There are 3 primary areas a company needs to focus on when shifting from market expansion to market share gain as their GTM model. We will dig into each below.


Change #1: Defining the Market and Competitive Landscape


It becomes even more critical to have a firm grasp on the market and competitive landscape as companies move to a market share gain growth strategy. It first starts by defining the market – where is the company going to focus its share gain efforts, resources, and time. Companies who were previously focused on market expansion likely had a clear definition of the market they were going after. As a company pivots to market share gain, they need to redefine the market(s) they will play in. This should be based on multiple inputs – potential, alignment to corporate strategy, and ability to win are just a few.

After the market has been (re)defined, companies will need to figure out the new competitive landscape. Market share gain inherently means capturing revenue or wallet share from your competitors. So having a clear understanding of who the competition is – both traditional (i.e., industry players) and non-traditional (i.e., “do nothing”) is critical. Once this is known, top-performing companies begin developing “plays” that they run to beat the competition.
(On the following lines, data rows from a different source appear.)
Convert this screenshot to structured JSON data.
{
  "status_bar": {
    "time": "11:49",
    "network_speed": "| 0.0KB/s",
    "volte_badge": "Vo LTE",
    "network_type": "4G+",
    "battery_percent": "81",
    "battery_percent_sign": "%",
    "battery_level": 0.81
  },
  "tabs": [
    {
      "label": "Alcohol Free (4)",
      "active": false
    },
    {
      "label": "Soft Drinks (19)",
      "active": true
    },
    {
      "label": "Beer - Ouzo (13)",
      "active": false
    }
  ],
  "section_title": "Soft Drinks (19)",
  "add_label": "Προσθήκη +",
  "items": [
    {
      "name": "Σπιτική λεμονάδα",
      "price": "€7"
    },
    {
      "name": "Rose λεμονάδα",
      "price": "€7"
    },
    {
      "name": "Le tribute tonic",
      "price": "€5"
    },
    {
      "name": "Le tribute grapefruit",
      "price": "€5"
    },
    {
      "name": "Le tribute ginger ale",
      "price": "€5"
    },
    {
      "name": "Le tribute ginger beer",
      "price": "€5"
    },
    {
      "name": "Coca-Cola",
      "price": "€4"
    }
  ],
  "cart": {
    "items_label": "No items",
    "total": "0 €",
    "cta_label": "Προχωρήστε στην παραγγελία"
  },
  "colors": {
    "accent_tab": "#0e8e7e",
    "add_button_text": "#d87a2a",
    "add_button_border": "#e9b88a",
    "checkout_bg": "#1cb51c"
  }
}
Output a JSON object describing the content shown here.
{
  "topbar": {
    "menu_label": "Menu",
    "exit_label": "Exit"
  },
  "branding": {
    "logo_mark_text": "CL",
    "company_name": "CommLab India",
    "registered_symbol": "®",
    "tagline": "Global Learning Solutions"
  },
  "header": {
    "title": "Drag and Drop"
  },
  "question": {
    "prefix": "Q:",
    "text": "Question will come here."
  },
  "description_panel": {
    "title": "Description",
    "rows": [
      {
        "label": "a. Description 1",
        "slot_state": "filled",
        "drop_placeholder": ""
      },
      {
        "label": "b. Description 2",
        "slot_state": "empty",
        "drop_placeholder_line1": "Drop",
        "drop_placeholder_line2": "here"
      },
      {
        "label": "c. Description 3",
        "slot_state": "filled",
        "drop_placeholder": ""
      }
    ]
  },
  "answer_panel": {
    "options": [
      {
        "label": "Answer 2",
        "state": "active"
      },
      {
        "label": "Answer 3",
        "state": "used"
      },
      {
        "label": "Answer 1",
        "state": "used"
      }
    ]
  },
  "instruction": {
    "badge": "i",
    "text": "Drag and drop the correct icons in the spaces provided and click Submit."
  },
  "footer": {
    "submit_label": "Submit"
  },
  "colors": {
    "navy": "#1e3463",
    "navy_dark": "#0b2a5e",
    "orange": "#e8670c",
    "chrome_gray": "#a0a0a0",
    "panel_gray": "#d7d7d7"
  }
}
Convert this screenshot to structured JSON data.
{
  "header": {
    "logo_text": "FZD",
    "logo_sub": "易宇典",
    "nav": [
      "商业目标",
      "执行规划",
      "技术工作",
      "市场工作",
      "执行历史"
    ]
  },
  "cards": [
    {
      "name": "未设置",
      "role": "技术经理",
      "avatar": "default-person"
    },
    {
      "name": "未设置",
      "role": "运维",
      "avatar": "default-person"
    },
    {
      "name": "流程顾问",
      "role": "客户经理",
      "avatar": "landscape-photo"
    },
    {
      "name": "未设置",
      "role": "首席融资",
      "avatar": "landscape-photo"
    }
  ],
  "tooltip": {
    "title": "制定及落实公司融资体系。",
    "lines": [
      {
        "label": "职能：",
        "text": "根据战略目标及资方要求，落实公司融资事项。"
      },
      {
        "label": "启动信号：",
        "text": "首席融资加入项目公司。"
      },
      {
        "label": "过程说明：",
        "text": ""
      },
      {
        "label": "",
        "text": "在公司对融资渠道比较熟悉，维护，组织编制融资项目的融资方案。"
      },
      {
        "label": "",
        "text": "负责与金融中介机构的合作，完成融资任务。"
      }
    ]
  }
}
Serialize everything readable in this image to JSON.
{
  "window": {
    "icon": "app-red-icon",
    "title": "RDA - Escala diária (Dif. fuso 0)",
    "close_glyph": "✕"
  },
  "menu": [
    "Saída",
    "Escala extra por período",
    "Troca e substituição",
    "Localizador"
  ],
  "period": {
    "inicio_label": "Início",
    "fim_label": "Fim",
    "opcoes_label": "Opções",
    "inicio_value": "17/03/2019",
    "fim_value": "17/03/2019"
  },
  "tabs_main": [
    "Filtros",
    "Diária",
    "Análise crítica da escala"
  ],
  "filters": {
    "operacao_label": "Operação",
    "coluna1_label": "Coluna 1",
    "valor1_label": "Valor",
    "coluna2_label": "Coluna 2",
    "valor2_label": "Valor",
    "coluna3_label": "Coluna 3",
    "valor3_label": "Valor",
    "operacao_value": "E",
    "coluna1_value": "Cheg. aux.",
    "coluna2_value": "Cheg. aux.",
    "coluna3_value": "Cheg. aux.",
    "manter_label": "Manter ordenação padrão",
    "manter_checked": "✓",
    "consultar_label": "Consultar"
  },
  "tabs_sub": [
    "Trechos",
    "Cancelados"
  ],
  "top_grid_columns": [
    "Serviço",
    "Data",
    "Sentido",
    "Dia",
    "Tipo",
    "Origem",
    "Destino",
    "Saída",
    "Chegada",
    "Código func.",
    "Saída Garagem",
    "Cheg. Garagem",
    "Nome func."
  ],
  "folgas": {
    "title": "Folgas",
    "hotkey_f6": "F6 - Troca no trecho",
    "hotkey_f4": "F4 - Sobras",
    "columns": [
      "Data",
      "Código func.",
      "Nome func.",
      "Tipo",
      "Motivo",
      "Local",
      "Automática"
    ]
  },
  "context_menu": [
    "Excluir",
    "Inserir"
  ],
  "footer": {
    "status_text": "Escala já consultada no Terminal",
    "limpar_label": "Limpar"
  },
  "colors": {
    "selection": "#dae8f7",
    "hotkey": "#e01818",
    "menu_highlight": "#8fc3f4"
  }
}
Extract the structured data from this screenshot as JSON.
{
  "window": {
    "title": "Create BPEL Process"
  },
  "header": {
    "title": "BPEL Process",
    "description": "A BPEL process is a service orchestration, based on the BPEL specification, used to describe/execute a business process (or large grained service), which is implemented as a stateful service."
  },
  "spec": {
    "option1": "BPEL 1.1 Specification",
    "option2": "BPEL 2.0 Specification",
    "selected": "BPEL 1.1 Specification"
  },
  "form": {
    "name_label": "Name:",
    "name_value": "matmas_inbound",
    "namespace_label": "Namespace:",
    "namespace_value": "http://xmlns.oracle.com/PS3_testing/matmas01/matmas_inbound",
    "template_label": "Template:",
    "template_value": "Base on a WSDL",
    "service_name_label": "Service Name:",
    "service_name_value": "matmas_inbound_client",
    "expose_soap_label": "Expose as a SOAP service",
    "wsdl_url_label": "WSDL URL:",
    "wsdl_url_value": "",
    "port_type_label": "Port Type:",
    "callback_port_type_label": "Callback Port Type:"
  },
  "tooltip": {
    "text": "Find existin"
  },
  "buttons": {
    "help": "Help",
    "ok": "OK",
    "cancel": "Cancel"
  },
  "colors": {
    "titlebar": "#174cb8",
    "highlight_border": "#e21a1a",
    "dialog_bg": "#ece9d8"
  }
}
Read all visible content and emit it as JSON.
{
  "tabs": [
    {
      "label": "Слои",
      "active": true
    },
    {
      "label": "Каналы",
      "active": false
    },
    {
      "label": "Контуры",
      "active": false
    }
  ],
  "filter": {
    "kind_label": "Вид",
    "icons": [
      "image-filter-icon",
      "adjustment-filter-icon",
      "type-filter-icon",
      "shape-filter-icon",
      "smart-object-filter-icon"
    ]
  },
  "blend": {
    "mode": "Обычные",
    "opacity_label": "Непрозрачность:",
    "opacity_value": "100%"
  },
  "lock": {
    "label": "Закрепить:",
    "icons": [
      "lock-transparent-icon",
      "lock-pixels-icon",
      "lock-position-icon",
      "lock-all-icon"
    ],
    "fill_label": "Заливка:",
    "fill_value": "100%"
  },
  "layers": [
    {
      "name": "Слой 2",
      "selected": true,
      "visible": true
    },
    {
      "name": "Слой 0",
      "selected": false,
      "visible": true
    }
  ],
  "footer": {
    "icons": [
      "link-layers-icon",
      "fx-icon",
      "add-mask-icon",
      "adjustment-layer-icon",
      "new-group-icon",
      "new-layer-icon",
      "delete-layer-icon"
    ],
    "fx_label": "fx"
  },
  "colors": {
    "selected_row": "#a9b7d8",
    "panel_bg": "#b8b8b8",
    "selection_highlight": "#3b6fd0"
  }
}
These plays are aligned to the different competitors types and are executed with cross-functional support.


Change #2: Cross-Functional Interlock


As just mentioned, moving into a new market is not the sole responsibility of a single function. To generate revenue the product, marketing and sales functions must all be aligned on the strategic plan and objectives. Capturing market share often requires these functions execute a different set of activities and have a different set of capabilities. Top performing companies define this prior to changing their growth strategy and address any existing gaps.

As this comes together, the product, marketing, and sales function must also revisit their interlock. What is the optimal operating cadence and what are the inputs each function needs from the other to be successful? How are the functions communicating with one another? And critically, how are the leaders of those functions aligning their success and efforts with the other?

To win in a market share gain environment, these three functions must be operating in unison and have clearly defined roles when it comes to executing.


Change #3: Go-to-Market Execution


On that note, it’s important to highlight how executing a market expansion strategy is significantly different from executing a market share gain strategy. For one, gaining market share means capturing revenue from your customers which currently goes to a competitor – whether traditional or non-traditional. That is a stark contrast form market expansion where the emphasis is largely on capturing new clients or logos.

When it comes to what to do differently, there are both small and large tactics that a company can execute on. Here are some more examples companies making this shift can consider:


Tying It All Together


Companies entering 2020 are gearing up for a different environment. The days of market expansion and focus on new logo growth are giving way to a heightened focus on gaining market share and growing the base. For organizations, it’s not as easy as just declaring the new growth strategy be market share gain. Rather, organizations need to make a few significant changes – redefining the market and competition, aligning the commercial functions and changing the execution tactics – to ensure they are set up for success in this new approach for growing.